El pánico empezó a ganar, y miré a mi alrededor buscando una salida o mis cosas. Él, al notar mi estado, habló con un tono un poco autoritario.

—No. Hasta que no te la tomes. Antes de irte, tienes que recomponerte. Si no tomas el medicamento a tiempo, con el dolor fuerte irás a peor —insistió.

—Yo… No lo conozco y no voy a tomar nada que usted me dé —dije tímida, aferrando la manta hasta poner los nudillos blancos.

Frunció el ceño.

—¿Crees que he echado algo? Hm, me alegra que no seas ingenua —dijo y, para mi sorpresa, bajo mi mirada atónita dio un trago amplio al agua—. ¿Y bien? ¿Esperamos cinco minutos?

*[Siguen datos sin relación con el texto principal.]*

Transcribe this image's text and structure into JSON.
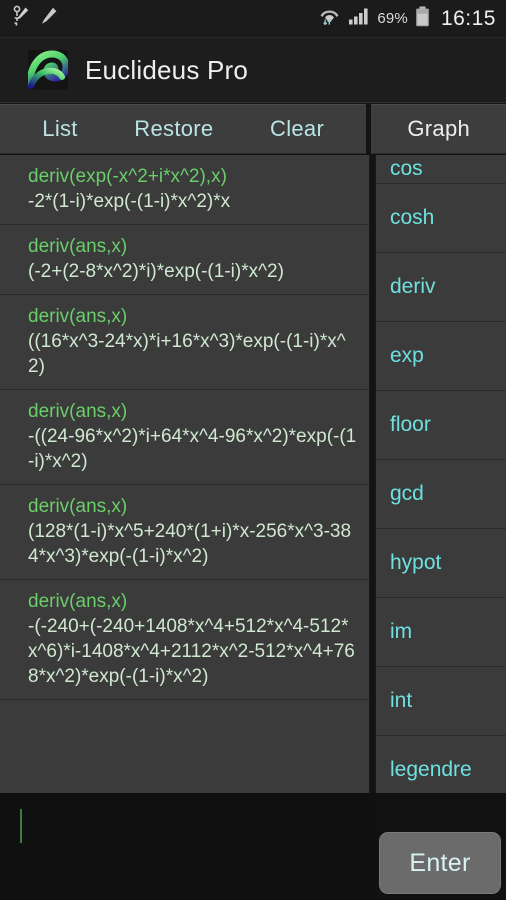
{
  "status_bar": {
    "left_icons": [
      "stylus-detach-icon",
      "pen-icon"
    ],
    "wifi_icon": "wifi-icon",
    "signal_icon": "cellular-signal-icon",
    "battery_percent": "69%",
    "battery_icon": "battery-icon",
    "clock": "16:15"
  },
  "title_bar": {
    "logo_icon": "wave-logo-icon",
    "app_title": "Euclideus Pro"
  },
  "toolbar": {
    "list_label": "List",
    "restore_label": "Restore",
    "clear_label": "Clear",
    "graph_label": "Graph",
    "accent_color": "#b9e4e4"
  },
  "history": {
    "query_color": "#6ace6a",
    "result_color": "#cfe8cf",
    "items": [
      {
        "query": "deriv(exp(-x^2+i*x^2),x)",
        "result": "-2*(1-i)*exp(-(1-i)*x^2)*x"
      },
      {
        "query": "deriv(ans,x)",
        "result": "(-2+(2-8*x^2)*i)*exp(-(1-i)*x^2)"
      },
      {
        "query": "deriv(ans,x)",
        "result": "((16*x^3-24*x)*i+16*x^3)*exp(-(1-i)*x^2)"
      },
      {
        "query": "deriv(ans,x)",
        "result": "-((24-96*x^2)*i+64*x^4-96*x^2)*exp(-(1-i)*x^2)"
      },
      {
        "query": "deriv(ans,x)",
        "result": "(128*(1-i)*x^5+240*(1+i)*x-256*x^3-384*x^3)*exp(-(1-i)*x^2)"
      },
      {
        "query": "deriv(ans,x)",
        "result": "-(-240+(-240+1408*x^4+512*x^4-512*x^6)*i-1408*x^4+2112*x^2-512*x^4+768*x^2)*exp(-(1-i)*x^2)"
      }
    ]
  },
  "function_panel": {
    "text_color": "#6fe0e0",
    "items": [
      "cos",
      "cosh",
      "deriv",
      "exp",
      "floor",
      "gcd",
      "hypot",
      "im",
      "int",
      "legendre"
    ]
  },
  "input": {
    "value": "",
    "caret_visible": true
  },
  "enter_button": {
    "label": "Enter"
  }
}
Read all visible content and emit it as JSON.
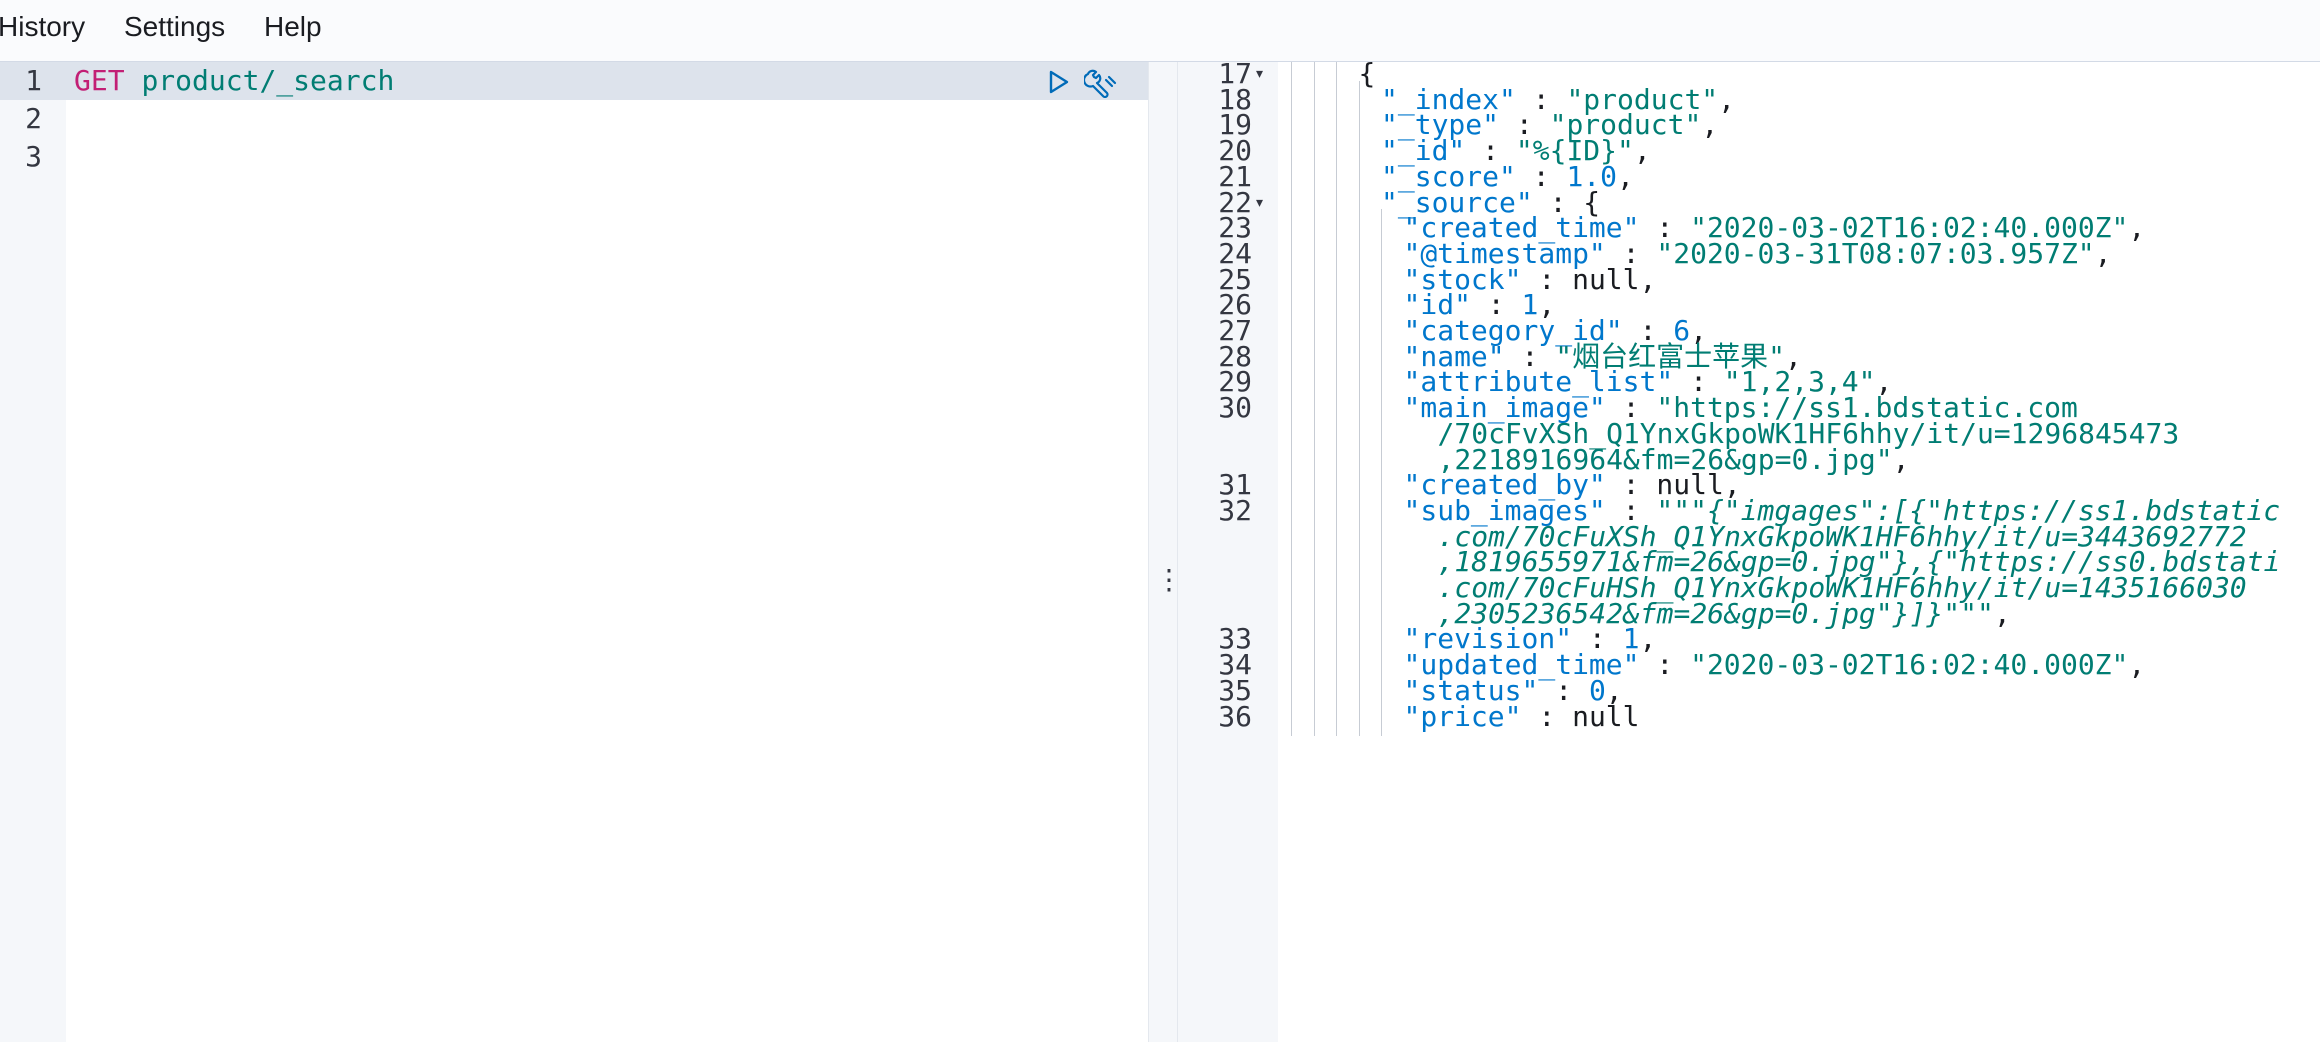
{
  "menu": {
    "history": "History",
    "settings": "Settings",
    "help": "Help"
  },
  "request": {
    "line_numbers": [
      "1",
      "2",
      "3"
    ],
    "method": "GET",
    "path": "product/_search",
    "run_icon": "play-icon",
    "settings_icon": "wrench-icon"
  },
  "response": {
    "lines": [
      {
        "ln": "17",
        "fold": "▾",
        "depth": 3,
        "parts": [
          [
            "p",
            "{"
          ]
        ]
      },
      {
        "ln": "18",
        "depth": 4,
        "parts": [
          [
            "k",
            "\"_index\""
          ],
          [
            "p",
            " : "
          ],
          [
            "s",
            "\"product\""
          ],
          [
            "p",
            ","
          ]
        ]
      },
      {
        "ln": "19",
        "depth": 4,
        "parts": [
          [
            "k",
            "\"_type\""
          ],
          [
            "p",
            " : "
          ],
          [
            "s",
            "\"product\""
          ],
          [
            "p",
            ","
          ]
        ]
      },
      {
        "ln": "20",
        "depth": 4,
        "parts": [
          [
            "k",
            "\"_id\""
          ],
          [
            "p",
            " : "
          ],
          [
            "s",
            "\"%{ID}\""
          ],
          [
            "p",
            ","
          ]
        ]
      },
      {
        "ln": "21",
        "depth": 4,
        "parts": [
          [
            "k",
            "\"_score\""
          ],
          [
            "p",
            " : "
          ],
          [
            "n",
            "1.0"
          ],
          [
            "p",
            ","
          ]
        ]
      },
      {
        "ln": "22",
        "fold": "▾",
        "depth": 4,
        "parts": [
          [
            "k",
            "\"_source\""
          ],
          [
            "p",
            " : {"
          ]
        ]
      },
      {
        "ln": "23",
        "depth": 5,
        "parts": [
          [
            "k",
            "\"created_time\""
          ],
          [
            "p",
            " : "
          ],
          [
            "s",
            "\"2020-03-02T16:02:40.000Z\""
          ],
          [
            "p",
            ","
          ]
        ]
      },
      {
        "ln": "24",
        "depth": 5,
        "parts": [
          [
            "k",
            "\"@timestamp\""
          ],
          [
            "p",
            " : "
          ],
          [
            "s",
            "\"2020-03-31T08:07:03.957Z\""
          ],
          [
            "p",
            ","
          ]
        ]
      },
      {
        "ln": "25",
        "depth": 5,
        "parts": [
          [
            "k",
            "\"stock\""
          ],
          [
            "p",
            " : "
          ],
          [
            "t",
            "null"
          ],
          [
            "p",
            ","
          ]
        ]
      },
      {
        "ln": "26",
        "depth": 5,
        "parts": [
          [
            "k",
            "\"id\""
          ],
          [
            "p",
            " : "
          ],
          [
            "n",
            "1"
          ],
          [
            "p",
            ","
          ]
        ]
      },
      {
        "ln": "27",
        "depth": 5,
        "parts": [
          [
            "k",
            "\"category_id\""
          ],
          [
            "p",
            " : "
          ],
          [
            "n",
            "6"
          ],
          [
            "p",
            ","
          ]
        ]
      },
      {
        "ln": "28",
        "depth": 5,
        "parts": [
          [
            "k",
            "\"name\""
          ],
          [
            "p",
            " : "
          ],
          [
            "s",
            "\"烟台红富士苹果\""
          ],
          [
            "p",
            ","
          ]
        ]
      },
      {
        "ln": "29",
        "depth": 5,
        "parts": [
          [
            "k",
            "\"attribute_list\""
          ],
          [
            "p",
            " : "
          ],
          [
            "s",
            "\"1,2,3,4\""
          ],
          [
            "p",
            ","
          ]
        ]
      },
      {
        "ln": "30",
        "depth": 5,
        "parts": [
          [
            "k",
            "\"main_image\""
          ],
          [
            "p",
            " : "
          ],
          [
            "s",
            "\"https://ss1.bdstatic.com"
          ]
        ]
      },
      {
        "ln": "",
        "depth": 5,
        "indent": 1,
        "parts": [
          [
            "s",
            "/70cFvXSh_Q1YnxGkpoWK1HF6hhy/it/u=1296845473"
          ]
        ]
      },
      {
        "ln": "",
        "depth": 5,
        "indent": 1,
        "parts": [
          [
            "s",
            ",2218916964&fm=26&gp=0.jpg\""
          ],
          [
            "p",
            ","
          ]
        ]
      },
      {
        "ln": "31",
        "depth": 5,
        "parts": [
          [
            "k",
            "\"created_by\""
          ],
          [
            "p",
            " : "
          ],
          [
            "t",
            "null"
          ],
          [
            "p",
            ","
          ]
        ]
      },
      {
        "ln": "32",
        "depth": 5,
        "parts": [
          [
            "k",
            "\"sub_images\""
          ],
          [
            "p",
            " : "
          ],
          [
            "s",
            "\"\"\""
          ],
          [
            "it",
            "{\"imgages\":[{\"https://ss1.bdstatic"
          ]
        ]
      },
      {
        "ln": "",
        "depth": 5,
        "indent": 1,
        "parts": [
          [
            "it",
            ".com/70cFuXSh_Q1YnxGkpoWK1HF6hhy/it/u=3443692772"
          ]
        ]
      },
      {
        "ln": "",
        "depth": 5,
        "indent": 1,
        "parts": [
          [
            "it",
            ",1819655971&fm=26&gp=0.jpg\"},{\"https://ss0.bdstati"
          ]
        ]
      },
      {
        "ln": "",
        "depth": 5,
        "indent": 1,
        "parts": [
          [
            "it",
            ".com/70cFuHSh_Q1YnxGkpoWK1HF6hhy/it/u=1435166030"
          ]
        ]
      },
      {
        "ln": "",
        "depth": 5,
        "indent": 1,
        "parts": [
          [
            "it",
            ",2305236542&fm=26&gp=0.jpg\"}]}"
          ],
          [
            "s",
            "\"\"\""
          ],
          [
            "p",
            ","
          ]
        ]
      },
      {
        "ln": "33",
        "depth": 5,
        "parts": [
          [
            "k",
            "\"revision\""
          ],
          [
            "p",
            " : "
          ],
          [
            "n",
            "1"
          ],
          [
            "p",
            ","
          ]
        ]
      },
      {
        "ln": "34",
        "depth": 5,
        "parts": [
          [
            "k",
            "\"updated_time\""
          ],
          [
            "p",
            " : "
          ],
          [
            "s",
            "\"2020-03-02T16:02:40.000Z\""
          ],
          [
            "p",
            ","
          ]
        ]
      },
      {
        "ln": "35",
        "depth": 5,
        "parts": [
          [
            "k",
            "\"status\""
          ],
          [
            "p",
            " : "
          ],
          [
            "n",
            "0"
          ],
          [
            "p",
            ","
          ]
        ]
      },
      {
        "ln": "36",
        "depth": 5,
        "parts": [
          [
            "k",
            "\"price\""
          ],
          [
            "p",
            " : "
          ],
          [
            "t",
            "null"
          ]
        ]
      }
    ]
  },
  "divider": {
    "handle_glyph": "⋮"
  }
}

—Y… y la pastilla… —balbuceé.

—¿También la pruebo? —alzó una ceja. Pensé que se la tragaría, pero fue más sensato: se inclinó a la mesilla, abrió una puertecita y, al siguiente segundo, una blíster de pastillas cayó sobre mis rodillas—. ¿Y ahora?

Leí el nombre y revisé el envase. Todo normal. Asentí en silencio.

—¡Por fin! —exhaló con fuerza, observando cómo me tomaba el medicamento.

—¿Y ahora puedo irme? —pregunté, dejando el vaso.

—Puedes —respondió de repente, sorprendiéndome—. No voy a retenerte a la fuerza. Has dormido en un lugar seguro; mi conciencia está tranquila de que no pasaste la noche en una zanja o por ahí. Ahora puedes irte a casa —siguió hablando mientras se encaminaba a la puerta—. La ducha está un poco más allá, por el pasillo, y si te apetece puedes picar algo, no vaya a ser que te desmayes de hambre por el camino.